“Neoliberalismo” é um conceito muito evocado para caracterizar as políticas que conduziram o mundo à crise económica e social com que hoje nos debatemos. Mas o que é afinal o neoliberalismo? Celso Cruzeiro, numa obra recentemente publicada (A Nova Esquerda. Raízes Teóricas e Horizonte Político, Campo das Letras), mostra-nos que não se trata de uma mera teoria económica, mas que, sob esta, se oculta toda uma visão do homem, da vida e da história.
Fukuyama defendeu o “fim da história” sob a forma do capitalismo e do liberalismo. Margaret Tatcher afirmava que a sociedade era “uma ficção”, apenas tendo existência real os indivíduos, pelo que, em última análise não haveria interesses sociais, mas apenas interesses individuais e a luta pela sua afirmação. Os neoliberais pregaram a omnipotência do mercado e a redução do Estado a funções mínimas (para Nozick, praticamente deveria limitar-se às funções de protecção dos cidadãos contra a violência e o roubo). As questões económicas não seriam questões políticas, mas técnicas (tal como o exemplificam as teses monetaristas de Milton Friedman). Contudo, embora pretendam fundar-se na aceitação de algo que seria natural e evidente, e afirmem o fim das ideologias, as suas doutrinas têm um fundamento ideológico evidente. Entenda-se aqui por ideologia “um conjunto coerente de ideias, práticas ou representações emergentes e inseridas nos variados planos da vida, reclamando o entendimento da essência do comportamento humano em dada fase da sua história”.

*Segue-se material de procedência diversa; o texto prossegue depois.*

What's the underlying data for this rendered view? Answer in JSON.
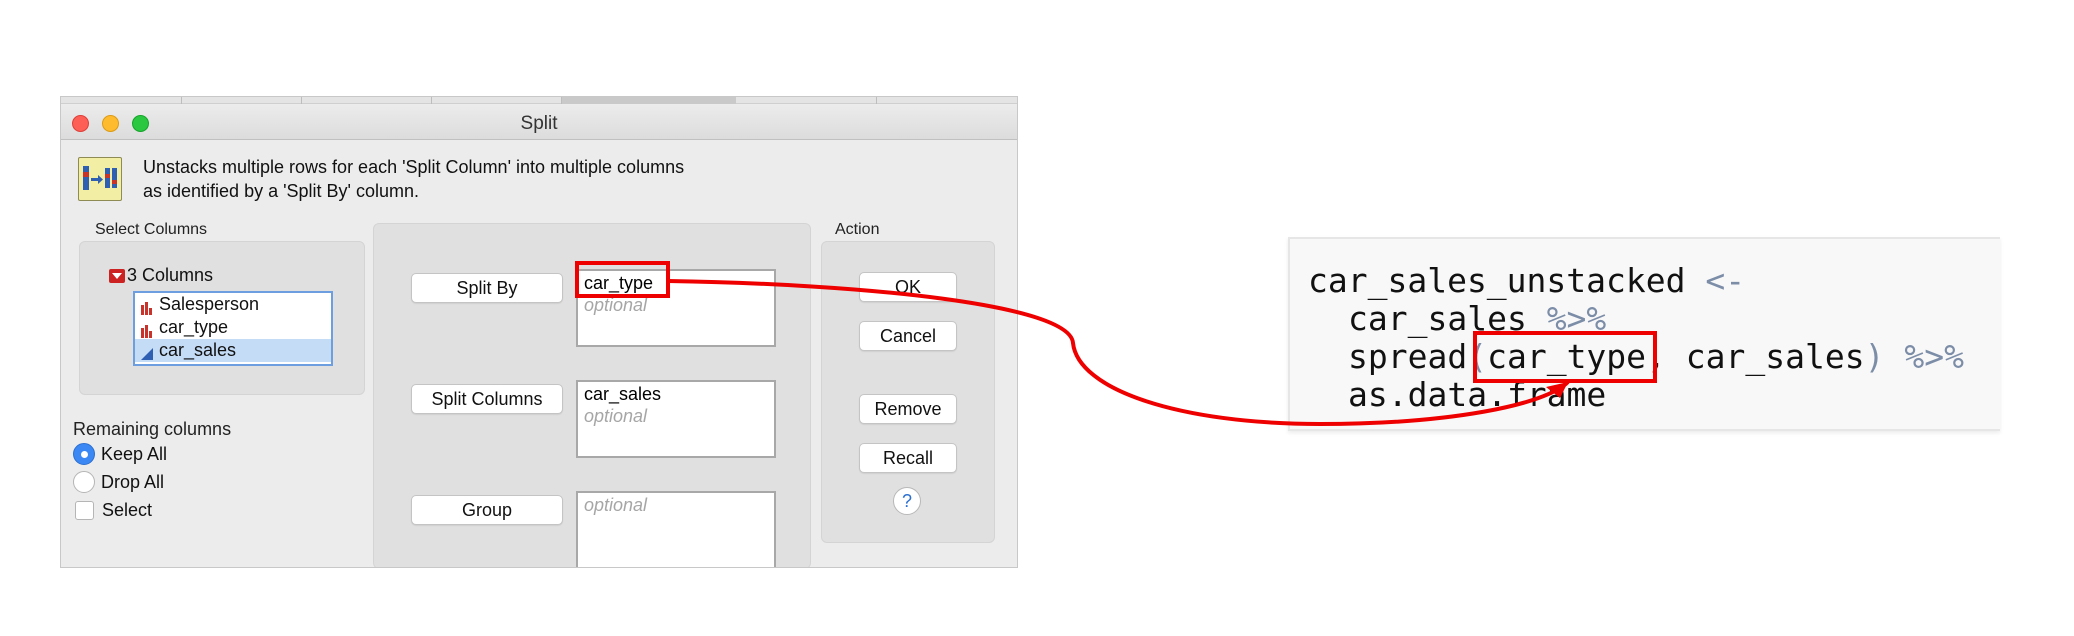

Após a derrocada do “socialismo real” e num contexto de globalização capitalista, o neoliberalismo afirmou-se como “pensamento único”, estendendo a sua influência dos partidos da direita tradicional aos partidos social-democratas. De facto, traduz a visão do mundo de uma classes social, a burguesia, num momento preciso da história.
Cruzeiro Seixas, na obra citada (pág. 120 e seg’s), caracteriza os traços fundamentais dessa ideologia, partindo de uma análise das teses Hayeck e dos seus seguidores. Assim, o neoliberalismo defende:
1 – “Uma concepção do capitalismo como ordem natural e definitiva do mundo”.
2 – “Um ódio mortal a todas as formas de socialismo, incluindo a social-democracia”.
3 – “Uma aversão à ideia de justiça social” (segundo Hayeck, não há nos resultados do funcionamento do mercado, “nada que possa ser justo ou injusto, porque se trata de resultados que não foram desejados nem previstos, e que dependem de uma variedade de circunstâncias que ninguém conhece na sua totalidade”).
4 – “Uma obsessão privatizadora, cuja fúria abrange tudo – transportes, comunicações, energia, ensino, serviços públicos do Estado…”)
5 – Uma “subvalorização da democracia, que o faz preferir um governo não democrático limitado pela lei (mas que lei? feita e promulgada por quem? defendendo que interesses?) a um governo democrático ilimitado (e pois essencialmente sem lei)”.
6 – Uma crítica do empirismo, que se explica “pela sua crença na existência não só de uma parte da realidade oculta, mas na incapacidade do cérebro humano de a conhecer totalmente, e na existência dos princípios ordenadores de uma abordagem espontânea do conhecimento que prevalece sobre todas as outras abordagens”.
Deste complexo de ideias, onde se cruzam teorias económicas, sociais, políticas e filosóficas, emerge “o mercado, que se move através de uma ordem espontânea endógena em que se entrelaçam e harmonizam as várias vontades individuais no encontro entre a oferta e a procura”, como “símbolo de toda a existência e da ordem natural das coisas”. O mercado é, portanto, “a única verdade, cuja essência é um jogo, jogado aleatoriamente entre vencedores e vencidos, sem que os poderes públicos tenham qualquer legitimidade para intervir”.
Dificilmente, encontraremos partidos ou governos que se mostrem defensores das teses de Hayeck em toda a sua cândida pureza. Contudo, muitas das suas ideias inspiraram governos, vozes da oposição e comentadores políticos encartados. Não será difícil aos meus eventuais leitores completarem com nomes e exemplos esta minha afirmação. E também não lhes será difícil constatarem que a situação que actualmente vivemos é o produto da aplicação das teses neoliberais.